If you manage a brand with a portfolio of products (or if yours is a master brand with a family of sub-brands), you’ve probably faced this dilemma: do you invest your resources in differentiating each offering or showcasing consistencies across the portfolio? Aren’t these vastly different objectives?
The truth is, you need to achieve both. You need to differentiate your offerings from each other and promote within-brand commonalities at the same time. Given the natural tension between these two goals, it can be hard to know where to begin.
We’ve noticed that most companies facing this challenge often start with a differentiation mindset. It is important to differentiate your individual products on functional benefits, the things that each product helps consumers accomplish. This strategy allows individual product managers to deliver a unique benefit to their consumers while building a more durable relationship by focusing on benefits rather than simply product features.
But it’s not enough to highlight the distinctions in your portfolio. When each product focuses on differentiation, the core essence of the brand that ties the portfolio together can get lost within the complexity, making it difficult for the portfolio to deliver on a consistent brand promise.
The best way to build consistency among the different products your brand offers is to communicate a common set of higher order benefits, such as how consumers should expect to feel when they use the product, or what ultimate goals they achieve when this happens. When you do this successfully, your consumers are more likely to engage across the portfolio, build long-term loyalty, and increase their identification with your brand. This strong identification, in turn, makes them more likely to adopt line extensions and give the brand a second chance if anything goes awry.

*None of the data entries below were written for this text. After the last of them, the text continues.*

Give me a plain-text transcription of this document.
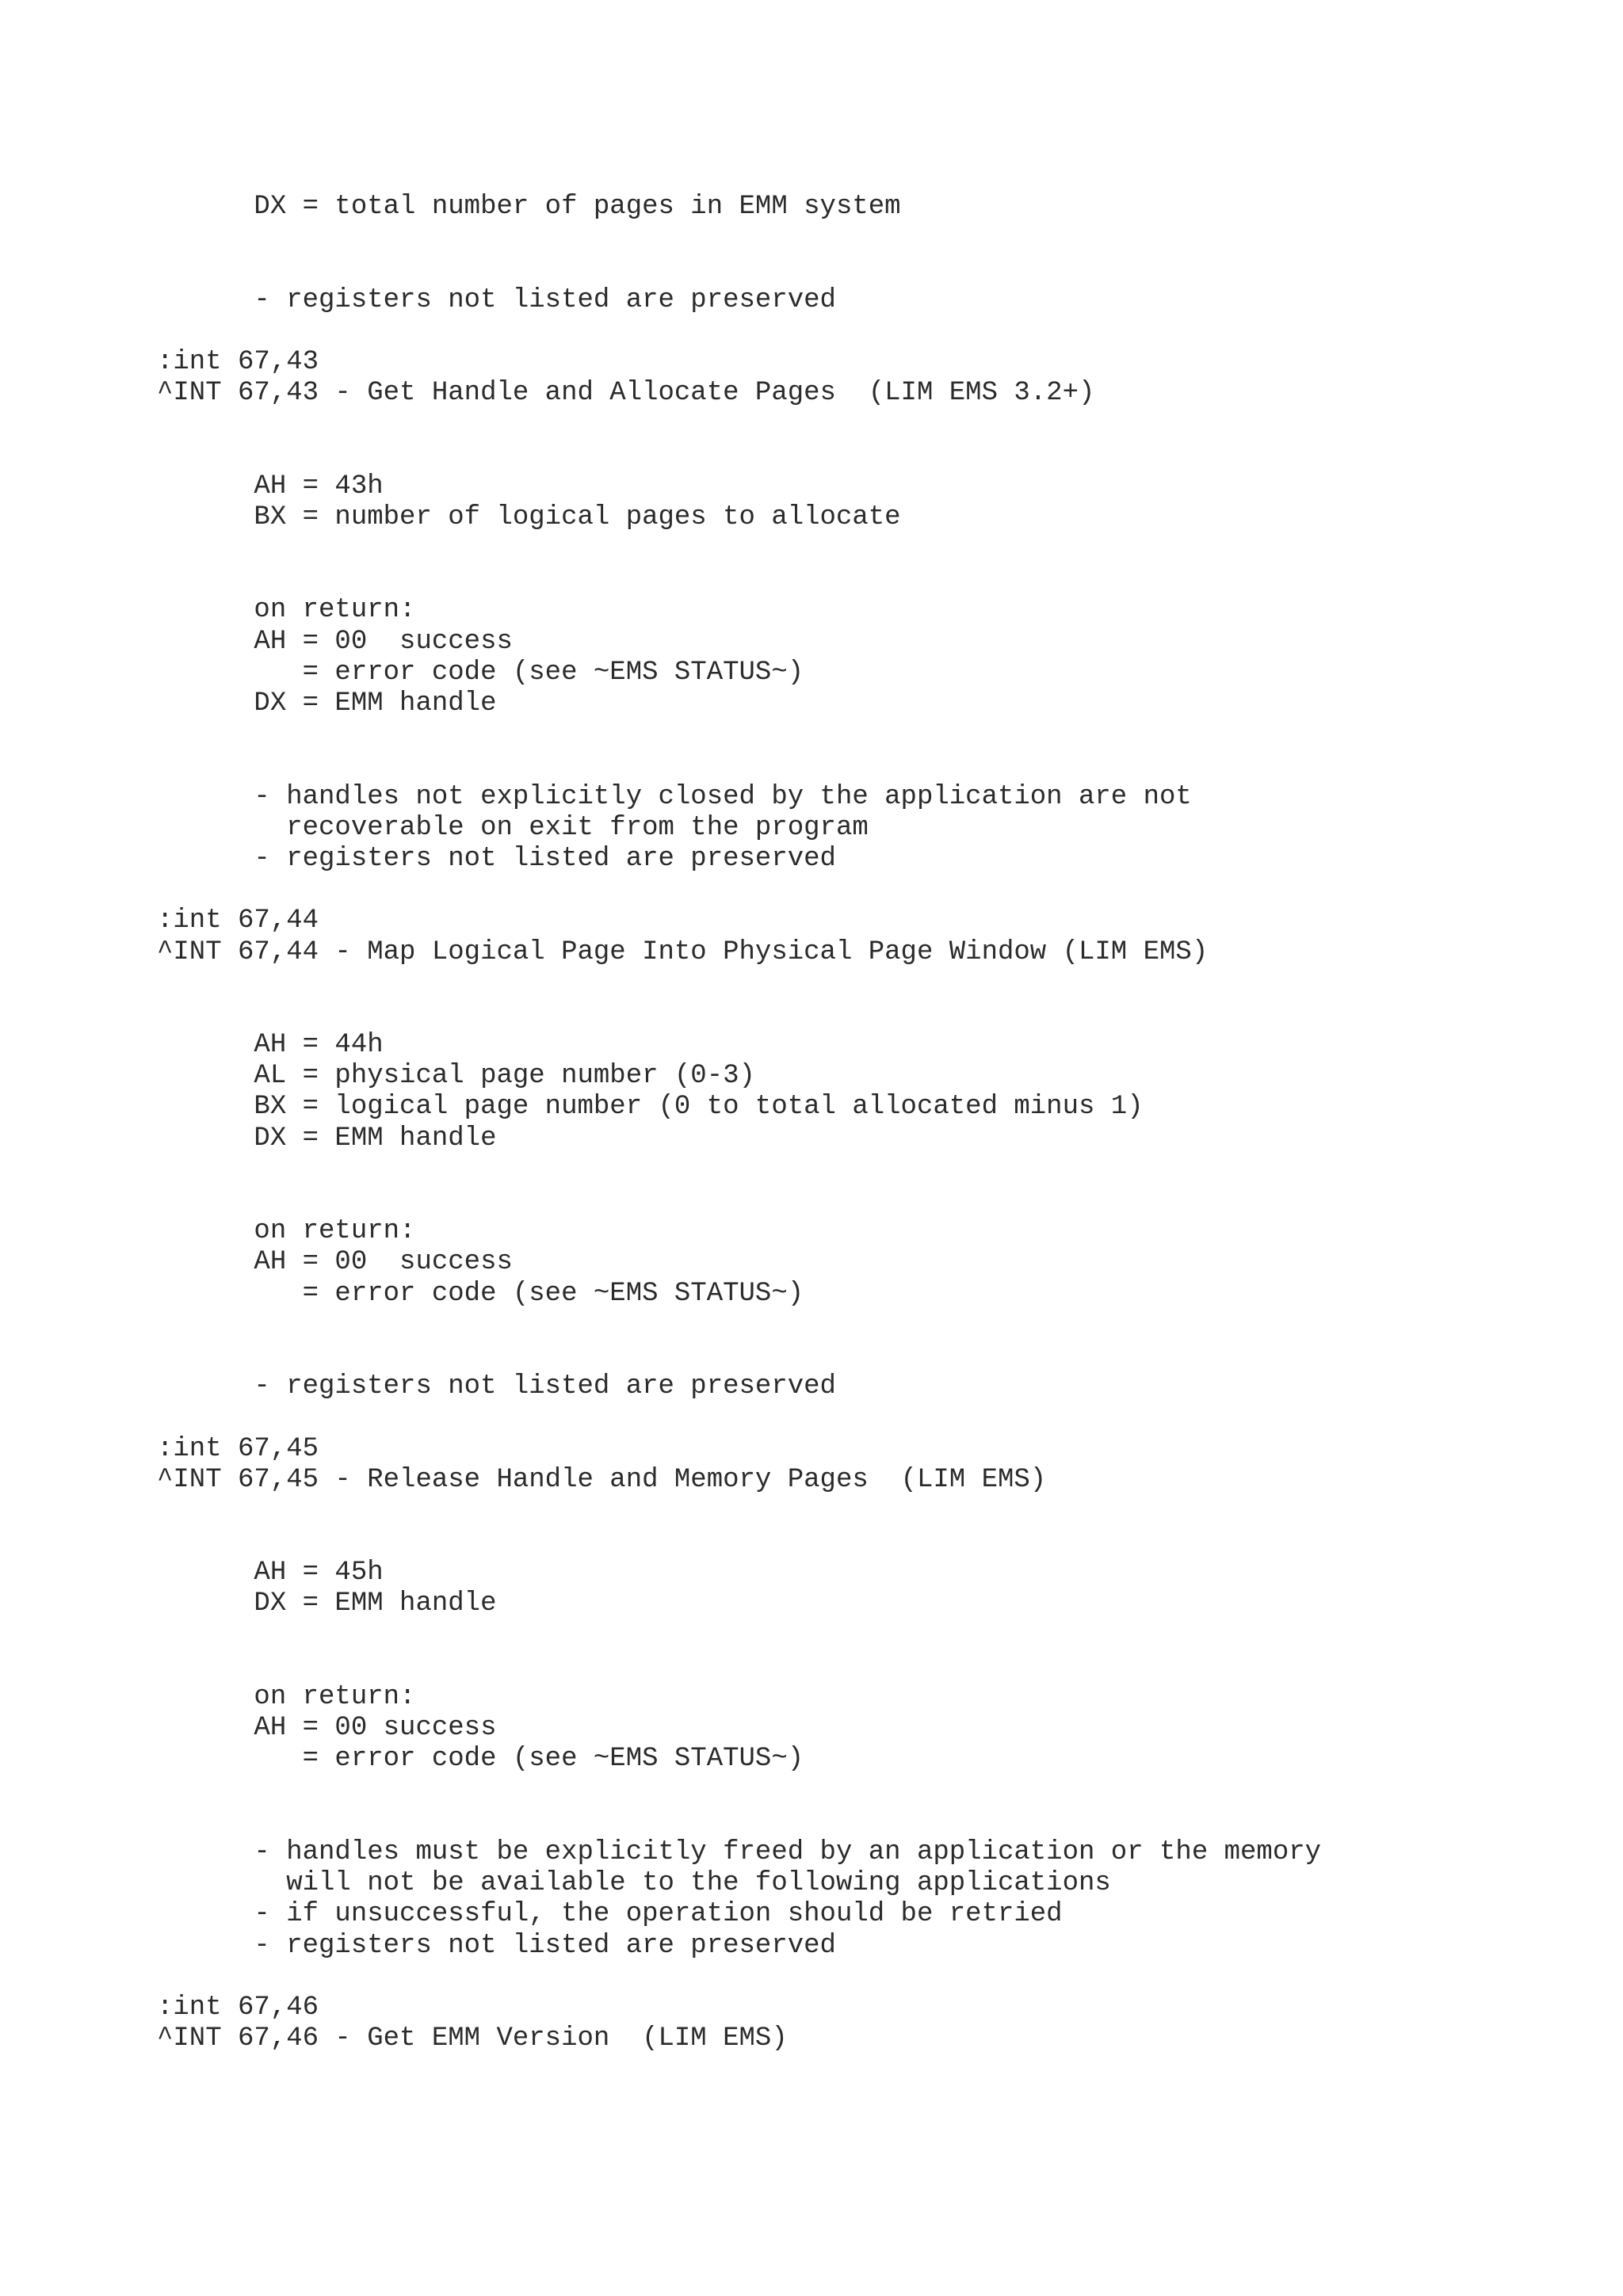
DX = total number of pages in EMM system
- registers not listed are preserved
:int 67,43
^INT 67,43 - Get Handle and Allocate Pages  (LIM EMS 3.2+)
AH = 43h
BX = number of logical pages to allocate
on return:
AH = 00  success
= error code (see ~EMS STATUS~)
DX = EMM handle
- handles not explicitly closed by the application are not
recoverable on exit from the program
- registers not listed are preserved
:int 67,44
^INT 67,44 - Map Logical Page Into Physical Page Window (LIM EMS)
AH = 44h
AL = physical page number (0-3)
BX = logical page number (0 to total allocated minus 1)
DX = EMM handle
on return:
AH = 00  success
= error code (see ~EMS STATUS~)
- registers not listed are preserved
:int 67,45
^INT 67,45 - Release Handle and Memory Pages  (LIM EMS)
AH = 45h
DX = EMM handle
on return:
AH = 00 success
= error code (see ~EMS STATUS~)
- handles must be explicitly freed by an application or the memory
will not be available to the following applications
- if unsuccessful, the operation should be retried
- registers not listed are preserved
:int 67,46
^INT 67,46 - Get EMM Version  (LIM EMS)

With a set of distinct brands competing in the same category (such as P&G’s portfolio for laundry detergent: Dreft, Tide, Cheer, and Gain), a person-level segmentation of the category can provide distinct target segments for each clearly differentiated brand.
With a family of brands across separate categories (such as the Macy’s portfolio of well-known private label brands), person-level segmentation that transcends categories by speaking to a person’s core values or lifestyle may serve to identify your North Star segment while still allowing you to understand how that segment manifests within each category.
When a brand is looking to align its multiple products within a single category, or seeking to find white space opportunities for innovation, a person-level segmentation is unlikely to provide the necessary tactical guidance, however. In these situations, an occasions-based need state or “jobs to be done” segmentation, combined with your person-level segmentation, allows you to slot specific products into different needs or jobs while still targeting the same consumer segment(s).
If you have a portfolio of brands in the category, each with its own portfolio of products, this framework becomes particularly powerful, helping you to find unique territories in which to compete or innovate without cannibalizing yourselves.
Whatever the makeup of your brand or product portfolio, it is possible to build a strategy that highlights each distinct offering and a common set of higher order benefits. It’s how great brands build strong consumer identity and loyalty for the long-term.